56. Library of handwritten histories

2.9K 271 35
                                    

It was achingly cold in the burrowing passageways beneath Wysthaven, and Ada was alone once again. Wrapped in her grandmother's cloak, with its hood drawn up and draping, she walked through an endless underground.

Ada had left the bandits and Min back in Hester's infirmary. She had been shaking when she had slipped through the doorway, unnoticed with all eyes on Min. The girl had spoken Ada's name with such a strength, such a power, that it had made Ada believe that nothing in the worlds mattered more than Min's will. Ada had seen magic, had participated in it, but had never had it used upon her. It hadn't felt mystical and wonderous, not like in fairy tales and bedtime stories; it had felt wrong, revolting.

She shivered and sucked in a breath of frigid air. Her chest was still sore.

It couldn't have been long past nightfall, though Ada wasn't certain as the sky was lost above layers of dirt, brick, and pavement. She could see though, as with each turn she took, new trails of sage-light sparked to life. Their low fires guided her down underground passageways, and Ada didn't care where they were taking her. She only wanted to be alone.

Shards of marble marked an arch into a particularly wide passage, and when Ada ducked through, she saw circular doors carved into the walls all the way down. Some of the entrances had been veiled with thin linen drapes, though others simply opened up into low, hollow rooms. Each had a small fire pit in their centre, which was circled around with pillows and stools. Many of the fires were lit, and the seats were occupied by fae of varying age and appearance. A few were eating by themselves, writing in journals, or sewing up smocks, but others were cooking meals with their families, the scent of sweet herbs and rich meat spiralling into the air.

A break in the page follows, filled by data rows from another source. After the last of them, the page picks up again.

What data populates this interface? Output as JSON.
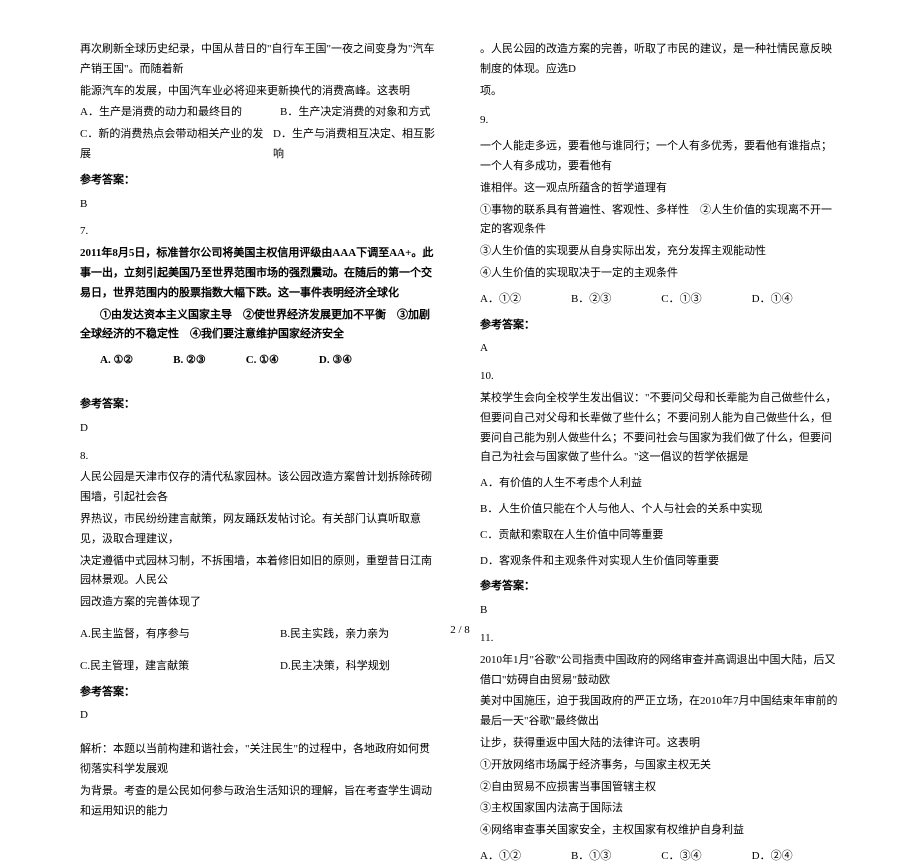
{
  "left": {
    "intro1": "再次刷新全球历史纪录，中国从昔日的\"自行车王国\"一夜之间变身为\"汽车产销王国\"。而随着新",
    "intro2": "能源汽车的发展，中国汽车业必将迎来更新换代的消费高峰。这表明",
    "q6_optA": "A．生产是消费的动力和最终目的",
    "q6_optB": "B．生产决定消费的对象和方式",
    "q6_optC": "C．新的消费热点会带动相关产业的发展",
    "q6_optD": "D．生产与消费相互决定、相互影响",
    "ans_header": "参考答案：",
    "q6_ans": "B",
    "q7_num": "7.",
    "q7_text1": "2011年8月5日，标准普尔公司将美国主权信用评级由AAA下调至AA+。此事一出，立刻引起美国乃至世界范围市场的强烈震动。在随后的第一个交易日，世界范围内的股票指数大幅下跌。这一事件表明经济全球化",
    "q7_circles": "①由发达资本主义国家主导　②使世界经济发展更加不平衡　③加剧全球经济的不稳定性　④我们要注意维护国家经济安全",
    "q7_optA": "A. ①②",
    "q7_optB": "B. ②③",
    "q7_optC": "C. ①④",
    "q7_optD": "D. ③④",
    "q7_ans": "D",
    "q8_num": "8.",
    "q8_text1": "人民公园是天津市仅存的清代私家园林。该公园改造方案曾计划拆除砖砌围墙，引起社会各",
    "q8_text2": "界热议，市民纷纷建言献策，网友踊跃发帖讨论。有关部门认真听取意见，汲取合理建议，",
    "q8_text3": "决定遵循中式园林习制，不拆围墙，本着修旧如旧的原则，重塑昔日江南园林景观。人民公",
    "q8_text4": "园改造方案的完善体现了",
    "q8_optA": "A.民主监督，有序参与",
    "q8_optB": "B.民主实践，亲力亲为",
    "q8_optC": "C.民主管理，建言献策",
    "q8_optD": "D.民主决策，科学规划",
    "q8_ans": "D",
    "q8_analysis1": "解析：本题以当前构建和谐社会，\"关注民生\"的过程中，各地政府如何贯彻落实科学发展观",
    "q8_analysis2": "为背景。考查的是公民如何参与政治生活知识的理解，旨在考查学生调动和运用知识的能力"
  },
  "right": {
    "cont1": "。人民公园的改造方案的完善，听取了市民的建议，是一种社情民意反映制度的体现。应选D",
    "cont2": "项。",
    "q9_num": "9.",
    "q9_text1": "一个人能走多远，要看他与谁同行；一个人有多优秀，要看他有谁指点；一个人有多成功，要看他有",
    "q9_text2": "谁相伴。这一观点所蕴含的哲学道理有",
    "q9_c1": "①事物的联系具有普遍性、客观性、多样性　②人生价值的实现离不开一定的客观条件",
    "q9_c2": "③人生价值的实现要从自身实际出发，充分发挥主观能动性",
    "q9_c3": "④人生价值的实现取决于一定的主观条件",
    "q9_optA": "A．①②",
    "q9_optB": "B．②③",
    "q9_optC": "C．①③",
    "q9_optD": "D．①④",
    "ans_header": "参考答案：",
    "q9_ans": "A",
    "q10_num": "10.",
    "q10_text1": "某校学生会向全校学生发出倡议：\"不要问父母和长辈能为自己做些什么，但要问自己对父母和长辈做了些什么；不要问别人能为自己做些什么，但要问自己能为别人做些什么；不要问社会与国家为我们做了什么，但要问自己为社会与国家做了些什么。\"这一倡议的哲学依据是",
    "q10_optA": "A．有价值的人生不考虑个人利益",
    "q10_optB": "B．人生价值只能在个人与他人、个人与社会的关系中实现",
    "q10_optC": "C．贡献和索取在人生价值中同等重要",
    "q10_optD": "D．客观条件和主观条件对实现人生价值同等重要",
    "q10_ans": "B",
    "q11_num": "11.",
    "q11_text1": "2010年1月\"谷歌\"公司指责中国政府的网络审查并高调退出中国大陆，后又借口\"妨碍自由贸易\"鼓动欧",
    "q11_text2": "美对中国施压，迫于我国政府的严正立场，在2010年7月中国结束年审前的最后一天\"谷歌\"最终做出",
    "q11_text3": "让步，获得重返中国大陆的法律许可。这表明",
    "q11_c1": "①开放网络市场属于经济事务，与国家主权无关",
    "q11_c2": "②自由贸易不应损害当事国管辖主权",
    "q11_c3": "③主权国家国内法高于国际法",
    "q11_c4": "④网络审查事关国家安全，主权国家有权维护自身利益",
    "q11_optA": "A．①②",
    "q11_optB": "B．①③",
    "q11_optC": "C．③④",
    "q11_optD": "D．②④"
  },
  "footer": "2 / 8"
}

Children laughed and dared each other near the fires, and Ada thought of Min's silence, then of games with her siblings. Heat prickled the corners of her eyes and she hurried on, careful not to peer into any more of the rooms. More sage-lights drew Ada up a short stack of stone steps, and she entered into the largest space she had so far seen in the underground city. Tables ran down the length of the room, and the ceiling was hung with bundles of vegetables and the occasional plucked chicken. Dried meats, hard loaves, and baskets of nuts covered the tables, and a number of fae walked between them with baskets.

Ada's stomach twisted and she edged towards the closest table. It was obvious that the best foods had been picked over already, but that hardly mattered as she grabbed a hunk of bread and a fat-lined slice of beef. She left before anyone could approach her, following the sage again and devouring her makeshift meal. She was retracing her steps, but before reaching the passage of fae families, the lights took an abrupt left, through a crack in a tall rock wall that stood hidden in the shadows.

Not wanting to return to the giggling fae children, Ada slipped through the crack without a moment's hesitation. Amongst the shadows, she saw lines of Old Fae written down the stone, but then she was blinded by a sudden burst of light. Ada had to blink up at the ceiling, where a mass of sage-lights had flared into fires simultaneously. They smouldered high above, bright as sunshine but drifting like stars set aflame. Beneath them rose shelf after shelf, stacked further than Ada could see and crammed with more books than she could have ever dreamed of.

Ada had never been to a library before, but she had heard of the ones in the great cities built far from the countryside. Her father had told her they were heaped with every study known to mankind, and if you went searching between the shelves you could discover anything, from myths to medicine. To think that she should find herself in a fae library, where notions beyond the loftiest of human imaginations could be printed within these thousands of pages.

Ada traced a finger along a nearby line of books, which were clear of dust but also of titles. No words, in either English or Old Fae, were written down their spines. She leaned closer when, from behind her, she heard the rustling of pages. Ada turned with a gasp. But there was nobody there, and the books lay still and silent. She inched over to the opposite shelf and peered around, but when no sound came again, she pulled out a book at random. It was plain and held shut with a knot of purple twine, which Ada unravelled easily and then flipped to the first page. The book was laid out like the academic journals Ada had studied at school, but the entire page was untidily written in ink and seemed to start immediately on the first chapter, without a title page or contents.